I obtained a data point from another source. For workloads similar to Prime95, Rocket Lake appears to offer roughly 50% more IPC than Skylake variants. The best estimate was around double, while the worst didn’t show improvement or even a decline. I wouldn’t dismiss the possibility of others having Rocket Lake results, but this gives me enough reason to consider testing a sample myself. I also plan to compare it with Skylake-X once I’m back home.

S
Skyguy_
Member
228
10-17-2016, 09:15 AM
#3
Today I received a sample and began testing it. The Prime95 benchmark at 128k FFT (one per core) indicates a performance boost of around 50% per core, per clock, versus AVX2 Intel CPUs Skylake or newer. This aligns with what I previously observed. This improvement is notable but falls short of the over 80% seen with Skylake-X. The efficiency per watt remained consistent with earlier AVX2 chips, suggesting AVX-512 still offers good power efficiency. Higher power consumption means more work done, which balances out. On my machine, the 11700k operates AVX-512 at 4.6 GHz with a voltage of 1.35V, which feels a bit excessive.
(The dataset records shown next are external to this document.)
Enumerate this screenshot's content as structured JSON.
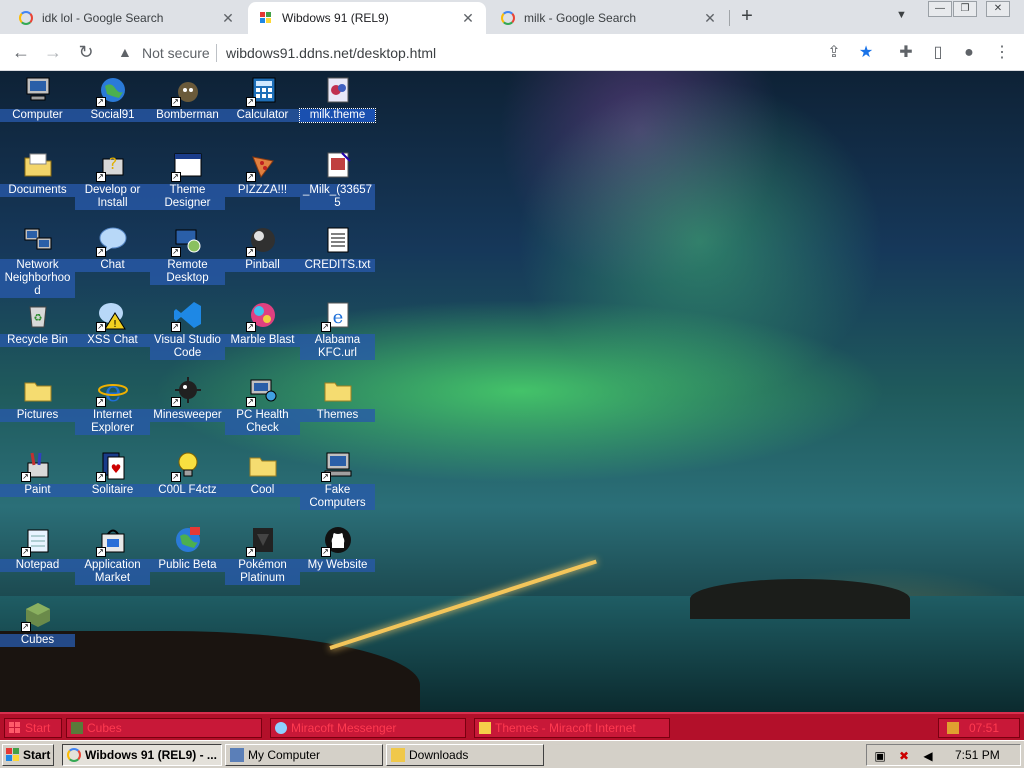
{
  "tabs": [
    {
      "title": "idk lol - Google Search",
      "active": false,
      "icon": "google-g-icon"
    },
    {
      "title": "Wibdows 91 (REL9)",
      "active": true,
      "icon": "wibdows-flag-icon"
    },
    {
      "title": "milk - Google Search",
      "active": false,
      "icon": "google-g-icon"
    }
  ],
  "address_bar": {
    "security": "Not secure",
    "url": "wibdows91.ddns.net/desktop.html"
  },
  "desktop_icons": [
    {
      "label": "Computer",
      "icon": "computer-icon",
      "shortcut": false
    },
    {
      "label": "Social91",
      "icon": "globe-icon",
      "shortcut": true
    },
    {
      "label": "Bomberman",
      "icon": "bomber-icon",
      "shortcut": true
    },
    {
      "label": "Calculator",
      "icon": "calculator-icon",
      "shortcut": true
    },
    {
      "label": "milk.theme",
      "icon": "theme-file-icon",
      "shortcut": false,
      "selected": true
    },
    {
      "label": "Documents",
      "icon": "documents-folder-icon",
      "shortcut": false
    },
    {
      "label": "Develop or Install",
      "icon": "help-install-icon",
      "shortcut": true
    },
    {
      "label": "Theme Designer",
      "icon": "window-app-icon",
      "shortcut": true
    },
    {
      "label": "PIZZZA!!!",
      "icon": "pizza-icon",
      "shortcut": true
    },
    {
      "label": "_Milk_(336575",
      "icon": "image-file-icon",
      "shortcut": false
    },
    {
      "label": "Network Neighborhood",
      "icon": "network-icon",
      "shortcut": false
    },
    {
      "label": "Chat",
      "icon": "chat-bubble-icon",
      "shortcut": true
    },
    {
      "label": "Remote Desktop",
      "icon": "remote-desktop-icon",
      "shortcut": true
    },
    {
      "label": "Pinball",
      "icon": "pinball-icon",
      "shortcut": true
    },
    {
      "label": "CREDITS.txt",
      "icon": "text-file-icon",
      "shortcut": false
    },
    {
      "label": "Recycle Bin",
      "icon": "recycle-bin-icon",
      "shortcut": false
    },
    {
      "label": "XSS Chat",
      "icon": "warning-chat-icon",
      "shortcut": true
    },
    {
      "label": "Visual Studio Code",
      "icon": "vscode-icon",
      "shortcut": true
    },
    {
      "label": "Marble Blast",
      "icon": "marble-icon",
      "shortcut": true
    },
    {
      "label": "Alabama KFC.url",
      "icon": "ie-url-icon",
      "shortcut": true
    },
    {
      "label": "Pictures",
      "icon": "folder-icon",
      "shortcut": false
    },
    {
      "label": "Internet Explorer",
      "icon": "internet-explorer-icon",
      "shortcut": true
    },
    {
      "label": "Minesweeper",
      "icon": "mine-icon",
      "shortcut": true
    },
    {
      "label": "PC Health Check",
      "icon": "pc-health-icon",
      "shortcut": true
    },
    {
      "label": "Themes",
      "icon": "folder-icon",
      "shortcut": false
    },
    {
      "label": "Paint",
      "icon": "paint-icon",
      "shortcut": true
    },
    {
      "label": "Solitaire",
      "icon": "solitaire-icon",
      "shortcut": true
    },
    {
      "label": "C00L F4ctz",
      "icon": "bulb-icon",
      "shortcut": true
    },
    {
      "label": "Cool",
      "icon": "folder-icon",
      "shortcut": false
    },
    {
      "label": "Fake Computers",
      "icon": "fake-computer-icon",
      "shortcut": true
    },
    {
      "label": "Notepad",
      "icon": "notepad-icon",
      "shortcut": true
    },
    {
      "label": "Application Market",
      "icon": "app-market-icon",
      "shortcut": true
    },
    {
      "label": "Public Beta",
      "icon": "public-beta-icon",
      "shortcut": false
    },
    {
      "label": "Pokémon Platinum",
      "icon": "pokemon-icon",
      "shortcut": true
    },
    {
      "label": "My Website",
      "icon": "github-icon",
      "shortcut": true
    },
    {
      "label": "Cubes",
      "icon": "cube-icon",
      "shortcut": true
    }
  ],
  "win91_taskbar": {
    "start": "Start",
    "windows": [
      {
        "label": "Cubes",
        "icon": "cube-icon"
      },
      {
        "label": "Miracoft Messenger",
        "icon": "messenger-icon"
      },
      {
        "label": "Themes - Miracoft Internet",
        "icon": "folder-icon"
      }
    ],
    "clock": "07:51"
  },
  "os_taskbar": {
    "start": "Start",
    "buttons": [
      {
        "label": "Wibdows 91 (REL9) - ...",
        "pressed": true,
        "icon": "chrome-icon"
      },
      {
        "label": "My Computer",
        "pressed": false,
        "icon": "computer-icon"
      },
      {
        "label": "Downloads",
        "pressed": false,
        "icon": "folder-icon"
      }
    ],
    "clock": "7:51 PM"
  }
}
The maximum observed power usage reached 216W. I’m considering setting a power cap around 150W to enhance efficiency without hurting performance significantly. This will be a test soon. I also ran some software called LLR, which uses the same math library as Prime95 for intensive tasks. While it provides similar results, there may be variations. This isn’t a final conclusion yet, but I estimated roughly a 42% improvement per clock compared to AVX2 here. Slightly lower than the 50% reported in the benchmark, possibly due to workload characteristics. Another point to explore is how much AVX-512 improves this type of workload. The 8-core 11700k delivers about double the throughput of the 6-core 10600k I had before. In today’s configuration, Zen 2 or Zen 3 should likely stay more efficient, though tuning might help bridge the gap.
S
Skyguy_
10-17-2016, 09:15 AM #3

Today I received a sample and began testing it. The Prime95 benchmark at 128k FFT (one per core) indicates a performance boost of around 50% per core, per clock, versus AVX2 Intel CPUs Skylake or newer. This aligns with what I previously observed. This improvement is notable but falls short of the over 80% seen with Skylake-X. The efficiency per watt remained consistent with earlier AVX2 chips, suggesting AVX-512 still offers good power efficiency. Higher power consumption means more work done, which balances out. On my machine, the 11700k operates AVX-512 at 4.6 GHz with a voltage of 1.35V, which feels a bit excessive. The maximum observed power usage reached 216W. I’m considering setting a power cap around 150W to enhance efficiency without hurting performance significantly. This will be a test soon. I also ran some software called LLR, which uses the same math library as Prime95 for intensive tasks. While it provides similar results, there may be variations. This isn’t a final conclusion yet, but I estimated roughly a 42% improvement per clock compared to AVX2 here. Slightly lower than the 50% reported in the benchmark, possibly due to workload characteristics. Another point to explore is how much AVX-512 improves this type of workload. The 8-core 11700k delivers about double the throughput of the 6-core 10600k I had before. In today’s configuration, Zen 2 or Zen 3 should likely stay more efficient, though tuning might help bridge the gap.